Then he smiled at his own folly, in dreaming idly thus of things that might have been.
“I will see her no more,” he said to himself. “If I do not take care, I shall end by thinking myself a martyr—the last refuge and consolation of emasculate vanity, of impotent egotism!”
For though his whole existence was a sacrifice, it never occurred to him that there was anything whatever great in its acceptation, or unjust in its endurance. He thought too little of his life's value, or of its deserts, even to consider by any chance that it had been harshly dealt with, or unmeritedly visited.
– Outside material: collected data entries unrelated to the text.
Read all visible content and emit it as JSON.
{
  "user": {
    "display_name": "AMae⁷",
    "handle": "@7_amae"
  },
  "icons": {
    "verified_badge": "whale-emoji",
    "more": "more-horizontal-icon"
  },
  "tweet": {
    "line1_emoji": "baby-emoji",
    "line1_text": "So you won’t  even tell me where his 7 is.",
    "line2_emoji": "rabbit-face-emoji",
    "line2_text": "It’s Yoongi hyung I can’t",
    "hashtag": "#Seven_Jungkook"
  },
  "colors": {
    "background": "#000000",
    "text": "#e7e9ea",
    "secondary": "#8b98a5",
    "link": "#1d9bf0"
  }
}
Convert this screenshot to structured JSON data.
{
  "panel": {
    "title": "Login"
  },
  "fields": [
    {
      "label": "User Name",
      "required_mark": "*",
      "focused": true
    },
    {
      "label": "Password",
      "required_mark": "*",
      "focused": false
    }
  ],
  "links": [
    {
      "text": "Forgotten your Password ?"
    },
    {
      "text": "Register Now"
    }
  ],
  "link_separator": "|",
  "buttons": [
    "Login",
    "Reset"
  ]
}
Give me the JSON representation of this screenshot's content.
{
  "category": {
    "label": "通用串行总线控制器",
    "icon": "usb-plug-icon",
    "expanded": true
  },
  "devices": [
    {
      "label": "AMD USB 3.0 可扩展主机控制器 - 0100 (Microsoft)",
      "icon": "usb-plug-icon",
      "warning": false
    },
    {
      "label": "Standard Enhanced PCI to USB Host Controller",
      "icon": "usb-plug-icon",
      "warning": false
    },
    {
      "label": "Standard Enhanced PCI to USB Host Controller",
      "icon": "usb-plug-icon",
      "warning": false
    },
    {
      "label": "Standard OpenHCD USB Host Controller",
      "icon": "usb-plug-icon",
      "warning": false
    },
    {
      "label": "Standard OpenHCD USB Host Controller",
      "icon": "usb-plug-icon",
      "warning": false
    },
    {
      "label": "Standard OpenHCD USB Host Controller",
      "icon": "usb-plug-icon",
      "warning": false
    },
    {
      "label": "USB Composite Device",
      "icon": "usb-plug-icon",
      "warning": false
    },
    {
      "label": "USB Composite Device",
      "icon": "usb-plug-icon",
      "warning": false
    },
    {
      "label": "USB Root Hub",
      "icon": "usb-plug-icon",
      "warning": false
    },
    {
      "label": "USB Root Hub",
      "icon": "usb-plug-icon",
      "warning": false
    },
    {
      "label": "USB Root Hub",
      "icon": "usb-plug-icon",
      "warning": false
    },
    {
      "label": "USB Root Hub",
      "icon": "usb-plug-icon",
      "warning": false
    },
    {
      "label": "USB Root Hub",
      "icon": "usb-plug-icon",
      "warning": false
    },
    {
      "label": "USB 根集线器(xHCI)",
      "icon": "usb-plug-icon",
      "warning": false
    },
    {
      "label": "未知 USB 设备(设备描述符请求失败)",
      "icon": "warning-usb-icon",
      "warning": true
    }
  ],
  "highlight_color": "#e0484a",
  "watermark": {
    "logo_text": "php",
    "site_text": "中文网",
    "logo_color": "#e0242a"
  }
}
At that instant Petit Picpon's keen, pale, Parisian face peered through the door; his great, black eyes, that at times had so pathetic a melancholy, and at others such a monkeyish mirth and malice, were sparkling excitedly and gleefully.
“Mon Caporal!”
“You, Picpon! What is it?”
“Mon, Caporal, there is great news. There is fighting broken out yonder.”
“Ah! Are you sure?”
“Sure, mon Caporal. The Arbicos want a skirmish to the music of musketry. We are not to know just yet; we are to have the order de route to-morrow. I overheard our officers say so. They think we shall have brisk work. And for that they will not punish the vieille lame.”
“Punish! Is there fresh disobedience? In my squadron; in my absence?”